The first large-scale, crowdsourced study that monitors how Meta tracks people across the internet
By: Surya Mattu, Angie Waller, Simon Fondrie-Teitler, and Micha Gorelick
Have you ever shopped for a product online only to see the item appear ad nauseam in your Facebook or Instagram feeds? This is often the result of the Meta Pixel (formerly called the Facebook Pixel), a sophisticated snippet of computer code used for tracking you around the web, embedded in the HTML of a website. This code works by sending Meta, Facebook’s parent company, a detailed log of such user interactions as clicking on a product. The pixel’s data collection is not limited to e-commerce: Even websites processing sensitive information (defined below), such as online gambling apps, can have the pixel installed. Few people are aware of how expansively Meta tracks their activities. Through Meta Pixel, for instance, a gambling app might notify Meta that you've registered with a particular email address—whether you have a Facebook account or not. The same tracking can occur as you submit an application for a student loan.

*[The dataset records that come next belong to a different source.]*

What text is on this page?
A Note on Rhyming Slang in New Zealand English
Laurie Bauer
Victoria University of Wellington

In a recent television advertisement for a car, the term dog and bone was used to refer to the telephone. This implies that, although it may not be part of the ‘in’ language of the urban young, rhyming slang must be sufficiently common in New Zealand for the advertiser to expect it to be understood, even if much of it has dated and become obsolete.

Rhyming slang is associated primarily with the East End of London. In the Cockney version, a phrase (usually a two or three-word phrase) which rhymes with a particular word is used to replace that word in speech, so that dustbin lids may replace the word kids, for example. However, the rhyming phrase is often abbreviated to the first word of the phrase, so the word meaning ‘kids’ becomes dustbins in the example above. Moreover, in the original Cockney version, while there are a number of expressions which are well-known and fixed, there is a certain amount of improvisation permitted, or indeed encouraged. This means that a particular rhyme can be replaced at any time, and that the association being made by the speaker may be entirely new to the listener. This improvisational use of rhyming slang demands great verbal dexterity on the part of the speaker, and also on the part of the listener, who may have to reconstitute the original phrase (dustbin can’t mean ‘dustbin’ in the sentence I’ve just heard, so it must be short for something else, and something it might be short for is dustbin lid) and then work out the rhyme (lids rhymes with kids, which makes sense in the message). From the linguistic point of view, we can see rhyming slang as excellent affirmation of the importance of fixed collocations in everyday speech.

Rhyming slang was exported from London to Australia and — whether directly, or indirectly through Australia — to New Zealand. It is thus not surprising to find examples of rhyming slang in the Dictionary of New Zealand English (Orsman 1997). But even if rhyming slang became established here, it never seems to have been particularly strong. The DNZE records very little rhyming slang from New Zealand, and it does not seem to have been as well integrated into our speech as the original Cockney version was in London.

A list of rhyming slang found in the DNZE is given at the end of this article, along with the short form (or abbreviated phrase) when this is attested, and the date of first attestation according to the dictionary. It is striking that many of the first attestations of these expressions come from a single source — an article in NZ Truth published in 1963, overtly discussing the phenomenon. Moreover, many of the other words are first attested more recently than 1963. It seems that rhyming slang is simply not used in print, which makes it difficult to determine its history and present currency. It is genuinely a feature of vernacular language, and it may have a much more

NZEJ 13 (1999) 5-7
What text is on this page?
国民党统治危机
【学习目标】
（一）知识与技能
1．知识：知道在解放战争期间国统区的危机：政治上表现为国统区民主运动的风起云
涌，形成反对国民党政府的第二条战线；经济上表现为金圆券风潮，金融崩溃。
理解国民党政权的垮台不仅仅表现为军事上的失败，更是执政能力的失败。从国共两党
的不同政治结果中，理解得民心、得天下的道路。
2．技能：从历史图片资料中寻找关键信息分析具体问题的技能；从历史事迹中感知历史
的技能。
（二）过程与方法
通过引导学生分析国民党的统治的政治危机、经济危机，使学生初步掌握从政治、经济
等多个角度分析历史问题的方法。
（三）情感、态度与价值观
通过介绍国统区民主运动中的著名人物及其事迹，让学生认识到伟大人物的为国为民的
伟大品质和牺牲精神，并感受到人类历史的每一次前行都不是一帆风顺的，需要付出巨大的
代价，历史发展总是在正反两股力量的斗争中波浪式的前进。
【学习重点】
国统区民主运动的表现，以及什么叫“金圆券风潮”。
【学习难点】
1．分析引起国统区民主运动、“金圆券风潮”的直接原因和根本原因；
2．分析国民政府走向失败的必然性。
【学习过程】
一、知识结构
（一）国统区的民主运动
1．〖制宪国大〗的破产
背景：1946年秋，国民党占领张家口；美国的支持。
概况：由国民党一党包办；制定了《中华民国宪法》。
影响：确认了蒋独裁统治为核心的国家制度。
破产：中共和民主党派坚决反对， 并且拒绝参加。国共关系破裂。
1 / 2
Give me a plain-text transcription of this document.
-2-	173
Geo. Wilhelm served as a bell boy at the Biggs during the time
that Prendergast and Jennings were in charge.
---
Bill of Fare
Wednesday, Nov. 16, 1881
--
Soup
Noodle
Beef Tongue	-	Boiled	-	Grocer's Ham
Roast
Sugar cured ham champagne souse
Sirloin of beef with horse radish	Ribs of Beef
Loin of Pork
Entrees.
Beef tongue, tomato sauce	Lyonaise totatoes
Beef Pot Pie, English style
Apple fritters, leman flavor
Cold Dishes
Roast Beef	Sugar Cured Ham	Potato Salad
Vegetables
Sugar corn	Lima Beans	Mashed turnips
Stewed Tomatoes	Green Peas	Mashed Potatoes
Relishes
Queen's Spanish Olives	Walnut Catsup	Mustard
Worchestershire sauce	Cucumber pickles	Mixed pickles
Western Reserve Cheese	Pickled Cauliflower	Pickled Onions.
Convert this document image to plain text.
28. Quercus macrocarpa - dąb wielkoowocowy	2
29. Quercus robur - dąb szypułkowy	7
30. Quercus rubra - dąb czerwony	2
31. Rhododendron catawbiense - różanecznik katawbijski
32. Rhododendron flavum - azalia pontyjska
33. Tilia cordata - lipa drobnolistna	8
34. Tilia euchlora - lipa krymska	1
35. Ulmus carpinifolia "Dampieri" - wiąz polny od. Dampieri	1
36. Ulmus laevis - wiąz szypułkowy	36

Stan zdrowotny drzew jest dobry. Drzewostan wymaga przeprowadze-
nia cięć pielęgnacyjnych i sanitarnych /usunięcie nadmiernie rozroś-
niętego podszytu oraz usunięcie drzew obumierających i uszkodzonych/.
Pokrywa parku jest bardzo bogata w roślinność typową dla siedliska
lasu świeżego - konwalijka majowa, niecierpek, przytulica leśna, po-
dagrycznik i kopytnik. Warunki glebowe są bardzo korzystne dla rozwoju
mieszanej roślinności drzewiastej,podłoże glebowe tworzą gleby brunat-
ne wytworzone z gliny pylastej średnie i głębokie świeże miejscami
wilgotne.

The Markup’s Facebook Pixel Hunt, in collaboration with Mozilla Rally, is the first large-scale crowdsourced study of the presence of the Meta Pixel and the data it collects in real-world scenarios—when it is encountered while logging in to websites, submitting forms, buying products, and during everyday browsing activities. Using data collected from participants in our study, we monitor the pervasiveness of the Meta Pixel on the internet and the kind of information the tracker collects. As of April 25, we had 5,447 participants, but that number changes daily. A majority of participants (80 percent) have encountered the Meta Pixel on websites they visit. Sensitive user information might be sent to Meta from any number of sites without the person's awareness or consent. Our goal is to gain insight into that data collection. We describe our collaboration with Rally in the Our Study section. To learn about the technical details of how we assess whether Meta is collecting personally identifiable or sensitive information from a user, refer to the How We Analyze the Pixel Data section of this methodology.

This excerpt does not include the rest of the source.